Now I revel in gratitude as I watch this ever-expanding group of Alaska friends grow, all because God brought us to Chicken in 2017 and we said yes to the opportunity and many more along the way.
Another yes—another one I was leery of—was getting in that bright orange tank, also known as a Sudsby, that would take us up a mountain. I wasn’t worried about not being six feet from 11 other people, not at all. I was worried about the hint of claustrophobia I’ve developed in recent years. I admit, there were a few moments where I thought I might leave claw marks on the interior of the rolling, orange behemoth and there was another moment when a hot wave of “let me out, let me out, let me out” nearly boiled over and out of my mouth, but I kept my cool as I simultaneously stripped off all my layers in a sweaty panic.
But, we made it to the top where plenty of fresh air, a yurt and a bonfire awaited. We had cocktails and Korean BBQ and listened to how Bernie, the owner of the hot springs met his new wife (who made all the amazing food) after losing his first wife to ALS. He talked about how God brought them together and about the power of prayer. God was talking to both of them, but their new-found relationship required a YES from both of them. They leapt into the arms of opportunity and grace with a big YES and now have that story to tell and someone to share life with again in the way only a husband and wife can.

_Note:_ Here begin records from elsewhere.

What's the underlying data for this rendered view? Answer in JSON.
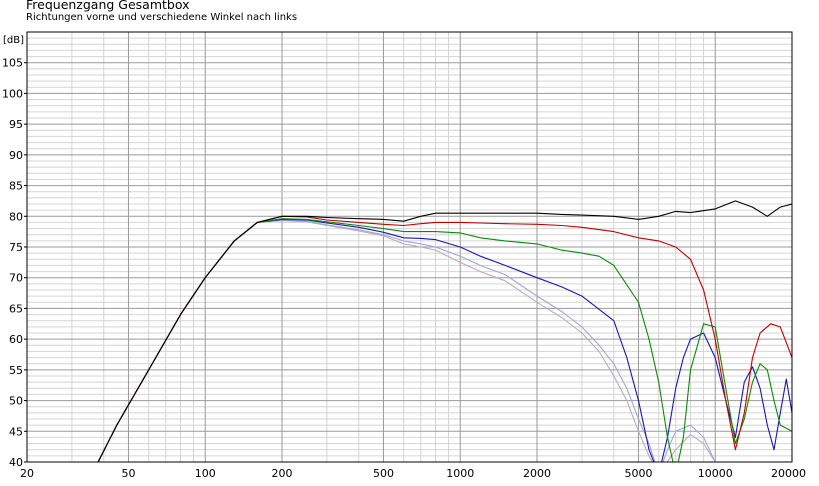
{
  "chart_data": {
    "type": "line",
    "title": "Frequenzgang Gesamtbox",
    "subtitle": "Richtungen vorne und verschiedene Winkel nach links",
    "ylabel": "[dB]",
    "xlabel": "",
    "x_scale": "log",
    "xlim": [
      20,
      20000
    ],
    "ylim": [
      40,
      110
    ],
    "grid": true,
    "x_ticks": [
      20,
      50,
      100,
      200,
      500,
      1000,
      2000,
      5000,
      10000,
      20000
    ],
    "x_tick_labels": [
      "20",
      "50",
      "100",
      "200",
      "500",
      "1000",
      "2000",
      "5000",
      "10000",
      "20000"
    ],
    "y_ticks": [
      40,
      45,
      50,
      55,
      60,
      65,
      70,
      75,
      80,
      85,
      90,
      95,
      100,
      105
    ],
    "y_tick_labels": [
      "40",
      "45",
      "50",
      "55",
      "60",
      "65",
      "70",
      "75",
      "80",
      "85",
      "90",
      "95",
      "100",
      "105"
    ],
    "series": [
      {
        "color": "#000000",
        "x": [
          20,
          38,
          45,
          60,
          80,
          100,
          130,
          160,
          200,
          250,
          300,
          400,
          500,
          600,
          700,
          800,
          1000,
          1200,
          1500,
          2000,
          2500,
          3000,
          4000,
          5000,
          6000,
          7000,
          8000,
          10000,
          12000,
          14000,
          16000,
          18000,
          20000
        ],
        "y": [
          40,
          40,
          46,
          55,
          64,
          70,
          76,
          79,
          80,
          80,
          79.8,
          79.6,
          79.5,
          79.2,
          80,
          80.5,
          80.5,
          80.5,
          80.5,
          80.5,
          80.3,
          80.2,
          80,
          79.5,
          80,
          80.8,
          80.6,
          81.2,
          82.5,
          81.5,
          80,
          81.5,
          82
        ]
      },
      {
        "color": "#c00000",
        "x": [
          20,
          38,
          45,
          60,
          80,
          100,
          130,
          160,
          200,
          250,
          300,
          400,
          500,
          600,
          700,
          800,
          1000,
          1200,
          1500,
          2000,
          2500,
          3000,
          4000,
          5000,
          6000,
          7000,
          8000,
          9000,
          10000,
          11000,
          12000,
          13000,
          14000,
          15000,
          16500,
          18000,
          20000
        ],
        "y": [
          40,
          40,
          46,
          55,
          64,
          70,
          76,
          79,
          80,
          79.9,
          79.4,
          79,
          78.7,
          78.5,
          78.8,
          79,
          79,
          78.9,
          78.8,
          78.7,
          78.5,
          78.2,
          77.5,
          76.5,
          76,
          75,
          73,
          68,
          60,
          50,
          42,
          48,
          57,
          61,
          62.5,
          62,
          57
        ]
      },
      {
        "color": "#0a8a0a",
        "x": [
          20,
          38,
          45,
          60,
          80,
          100,
          130,
          160,
          200,
          250,
          300,
          400,
          500,
          600,
          700,
          800,
          1000,
          1200,
          1500,
          2000,
          2500,
          3000,
          3500,
          4000,
          5000,
          5500,
          6000,
          6500,
          7000,
          7500,
          8000,
          9000,
          10000,
          11000,
          12000,
          13000,
          14000,
          15000,
          16000,
          17000,
          18000,
          20000
        ],
        "y": [
          40,
          40,
          46,
          55,
          64,
          70,
          76,
          79,
          79.6,
          79.5,
          79.1,
          78.5,
          78,
          77.5,
          77.5,
          77.5,
          77.3,
          76.5,
          76,
          75.5,
          74.5,
          74,
          73.5,
          72,
          66,
          60,
          53,
          44,
          38,
          44,
          55,
          62.5,
          62,
          52,
          43,
          47,
          53,
          56,
          55,
          50,
          46,
          45
        ]
      },
      {
        "color": "#1818b0",
        "x": [
          20,
          38,
          45,
          60,
          80,
          100,
          130,
          160,
          200,
          250,
          300,
          400,
          500,
          600,
          700,
          800,
          1000,
          1200,
          1500,
          2000,
          2500,
          3000,
          4000,
          4500,
          5000,
          5500,
          6000,
          6500,
          7000,
          7500,
          8000,
          9000,
          10000,
          11000,
          12000,
          13000,
          14000,
          15000,
          16000,
          17000,
          18000,
          19000,
          20000
        ],
        "y": [
          40,
          40,
          46,
          55,
          64,
          70,
          76,
          79,
          79.5,
          79.4,
          78.9,
          78.2,
          77.4,
          76.5,
          76.4,
          76.2,
          75,
          73.5,
          72,
          70,
          68.5,
          67,
          63,
          57,
          50,
          42,
          38,
          44,
          52,
          57,
          60,
          61,
          57,
          50,
          44,
          53,
          55.5,
          52,
          46,
          42,
          48,
          53.5,
          48
        ]
      },
      {
        "color": "#9aa8e0",
        "x": [
          20,
          38,
          45,
          60,
          80,
          100,
          130,
          160,
          200,
          250,
          300,
          400,
          500,
          600,
          700,
          800,
          1000,
          1200,
          1500,
          2000,
          2500,
          3000,
          3500,
          4000,
          4500,
          5000,
          5500,
          6000,
          6500,
          7000,
          8000,
          9000,
          10000
        ],
        "y": [
          40,
          40,
          46,
          55,
          64,
          70,
          76,
          79,
          79.4,
          79.2,
          78.6,
          77.8,
          77,
          76,
          75.5,
          75,
          73.5,
          72,
          70.5,
          67,
          64.5,
          62,
          59,
          56,
          52,
          47,
          43,
          38,
          42,
          45,
          46,
          44,
          40
        ]
      },
      {
        "color": "#c0aab8",
        "x": [
          20,
          38,
          45,
          60,
          80,
          100,
          130,
          160,
          200,
          250,
          300,
          400,
          500,
          600,
          700,
          800,
          1000,
          1200,
          1500,
          2000,
          2500,
          3000,
          3500,
          4000,
          4500,
          5000,
          5500,
          6000,
          7000,
          8000,
          9000,
          10000
        ],
        "y": [
          40,
          40,
          46,
          55,
          64,
          70,
          76,
          79,
          79.3,
          79.1,
          78.5,
          77.6,
          76.8,
          75.5,
          75,
          74.5,
          72.5,
          71,
          69.5,
          66,
          63.5,
          61,
          58,
          54,
          50,
          45,
          41,
          38,
          42,
          44.5,
          43,
          40
        ]
      }
    ]
  }
}
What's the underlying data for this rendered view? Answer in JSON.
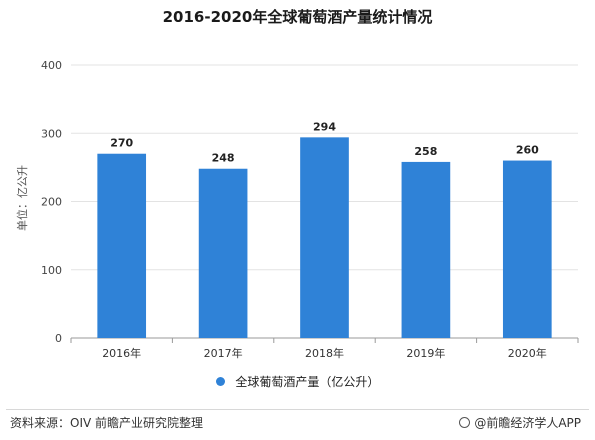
{
  "chart_data": {
    "type": "bar",
    "title": "2016-2020年全球葡萄酒产量统计情况",
    "ylabel": "单位：亿公升",
    "xlabel": "",
    "categories": [
      "2016年",
      "2017年",
      "2018年",
      "2019年",
      "2020年"
    ],
    "series": [
      {
        "name": "全球葡萄酒产量（亿公升）",
        "values": [
          270,
          248,
          294,
          258,
          260
        ],
        "color": "#2f82d7"
      }
    ],
    "ylim": [
      0,
      400
    ],
    "yticks": [
      0,
      100,
      200,
      300,
      400
    ],
    "grid": true,
    "legend_position": "bottom",
    "data_labels": true
  },
  "footer": {
    "source": "资料来源：OIV 前瞻产业研究院整理",
    "brand": "@前瞻经济学人APP"
  }
}
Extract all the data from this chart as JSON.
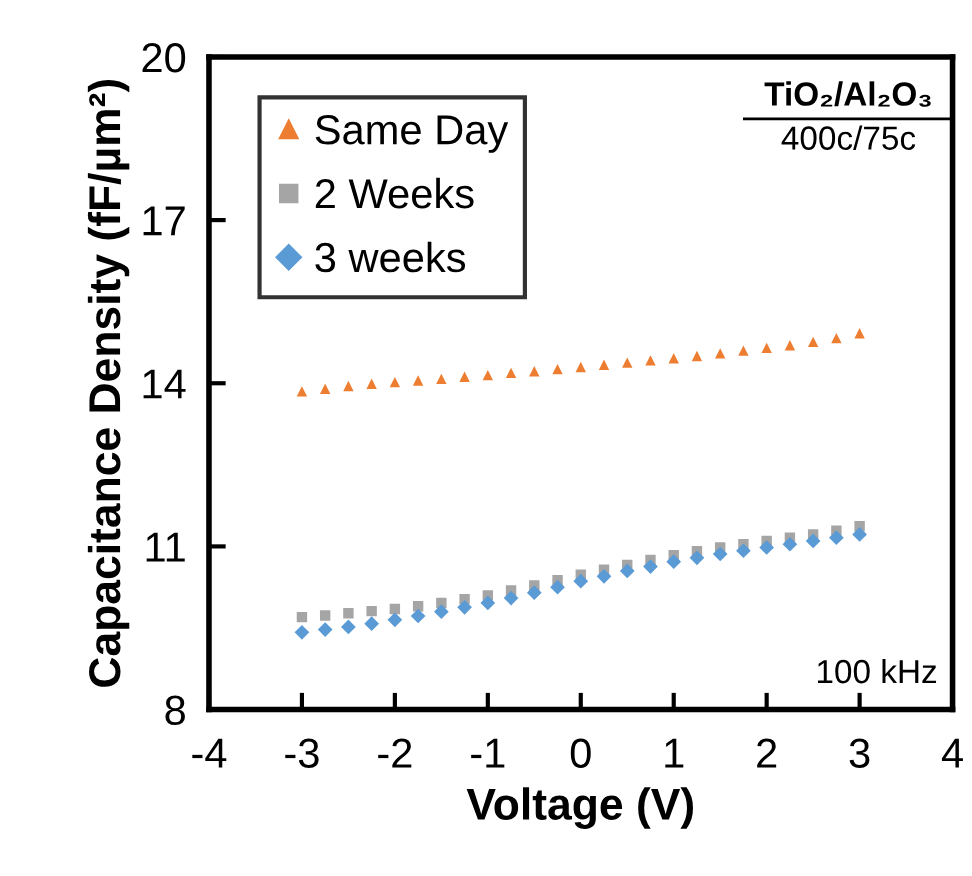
{
  "chart_data": {
    "type": "scatter",
    "xlabel": "Voltage (V)",
    "ylabel": "Capacitance Density (fF/µm²)",
    "x": [
      -3,
      -2.75,
      -2.5,
      -2.25,
      -2,
      -1.75,
      -1.5,
      -1.25,
      -1,
      -0.75,
      -0.5,
      -0.25,
      0,
      0.25,
      0.5,
      0.75,
      1,
      1.25,
      1.5,
      1.75,
      2,
      2.25,
      2.5,
      2.75,
      3
    ],
    "series": [
      {
        "name": "Same Day",
        "color": "#ed7d31",
        "marker": "triangle",
        "values": [
          13.85,
          13.9,
          13.95,
          13.99,
          14.02,
          14.05,
          14.08,
          14.12,
          14.15,
          14.19,
          14.22,
          14.26,
          14.3,
          14.34,
          14.38,
          14.42,
          14.46,
          14.5,
          14.55,
          14.6,
          14.65,
          14.7,
          14.76,
          14.83,
          14.92
        ]
      },
      {
        "name": "2 Weeks",
        "color": "#a5a5a5",
        "marker": "square",
        "values": [
          9.7,
          9.73,
          9.77,
          9.81,
          9.85,
          9.9,
          9.96,
          10.03,
          10.1,
          10.19,
          10.28,
          10.38,
          10.48,
          10.57,
          10.66,
          10.75,
          10.84,
          10.91,
          10.98,
          11.04,
          11.1,
          11.16,
          11.22,
          11.29,
          11.37
        ]
      },
      {
        "name": "3 weeks",
        "color": "#5b9bd5",
        "marker": "diamond",
        "values": [
          9.42,
          9.47,
          9.52,
          9.58,
          9.65,
          9.72,
          9.8,
          9.88,
          9.96,
          10.05,
          10.15,
          10.25,
          10.36,
          10.45,
          10.55,
          10.63,
          10.72,
          10.79,
          10.86,
          10.92,
          10.98,
          11.04,
          11.1,
          11.16,
          11.22
        ]
      }
    ],
    "xlim": [
      -4,
      4
    ],
    "xticks": [
      -4,
      -3,
      -2,
      -1,
      0,
      1,
      2,
      3,
      4
    ],
    "ylim": [
      8,
      20
    ],
    "yticks": [
      8,
      11,
      14,
      17,
      20
    ],
    "grid": false,
    "legend": "top left",
    "annotations": [
      "TiO₂/Al₂O₃",
      "400c/75c",
      "100 kHz"
    ]
  }
}
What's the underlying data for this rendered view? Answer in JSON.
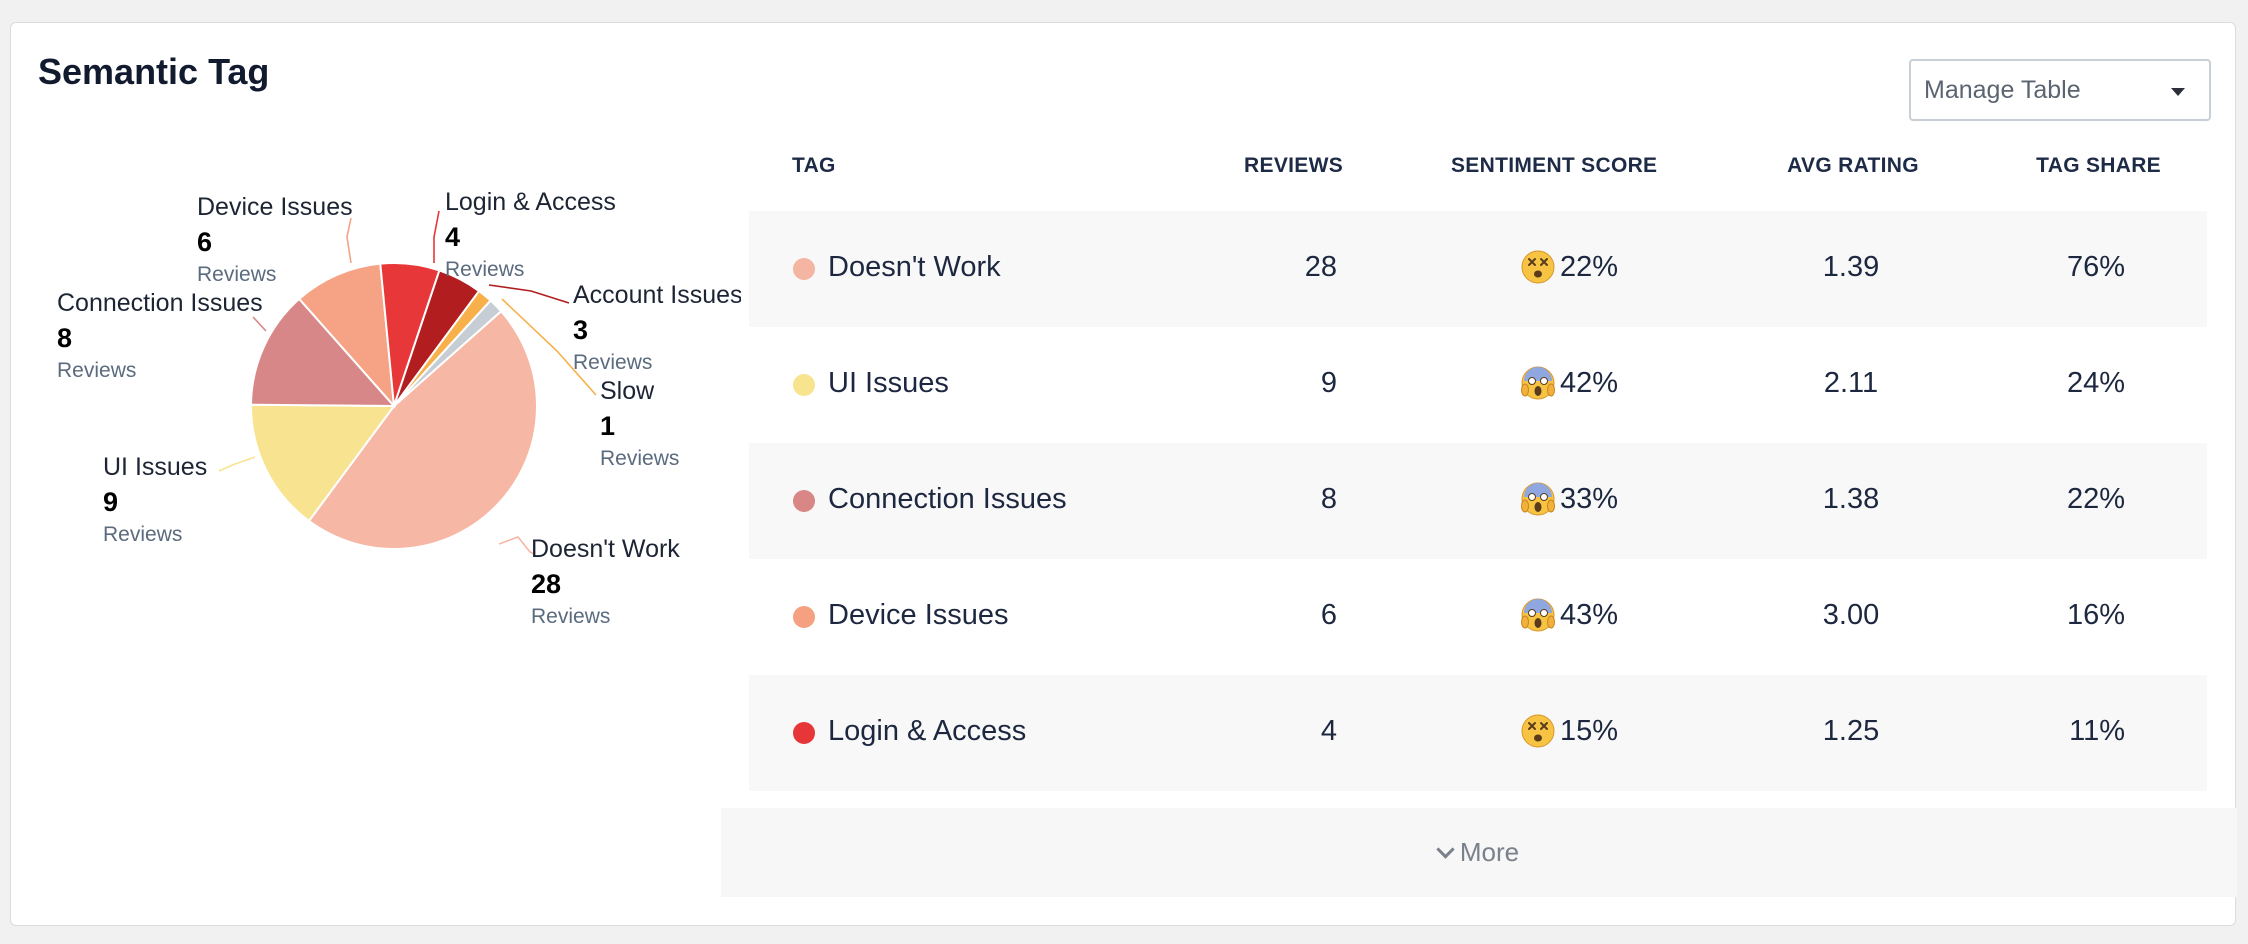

After coming back down off the mountain, we went to the ice museum and had Bernie’s famous appletinis out of hand-carved ice martini glasses. From there some people went on to the greenhouse tour (yes, a greenhouse that operates at 20 below!) and thermal energy tour, but Spank and I had already been on those so we snuck off to watch the Gonzaga game. A few hours later, the crew had re-grouped for an epic three-hour Cousin Curtiss concert (he’s one of the Chickenstock staples and flew up from Colorado). I danced and jumped and just tried to stay in a general upright position with all my happy Alaska friends who I’ve met in the last few years and some just in the last few days. But that’s how it works up there in the magical North. And yes, to say I have a love affair with Alaska is an understatement. Of course, it’s a beautiful place full of wonder and daunting critters and danger, but the best part is the people, hands down. My heart is full after a weekend like that, but it just serves to remind me how important it is to be grateful, to show up and to say YES.
Life is a series of opportunities, and while sometimes saying no is in one’s best interest, it’s often a limiting and stifling word. Saying yes opens doors. Saying yes invites friends and makes room for others in your life. Saying yes creates memories. Saying yes leads you to a yurt on the top of a mountain in Alaska.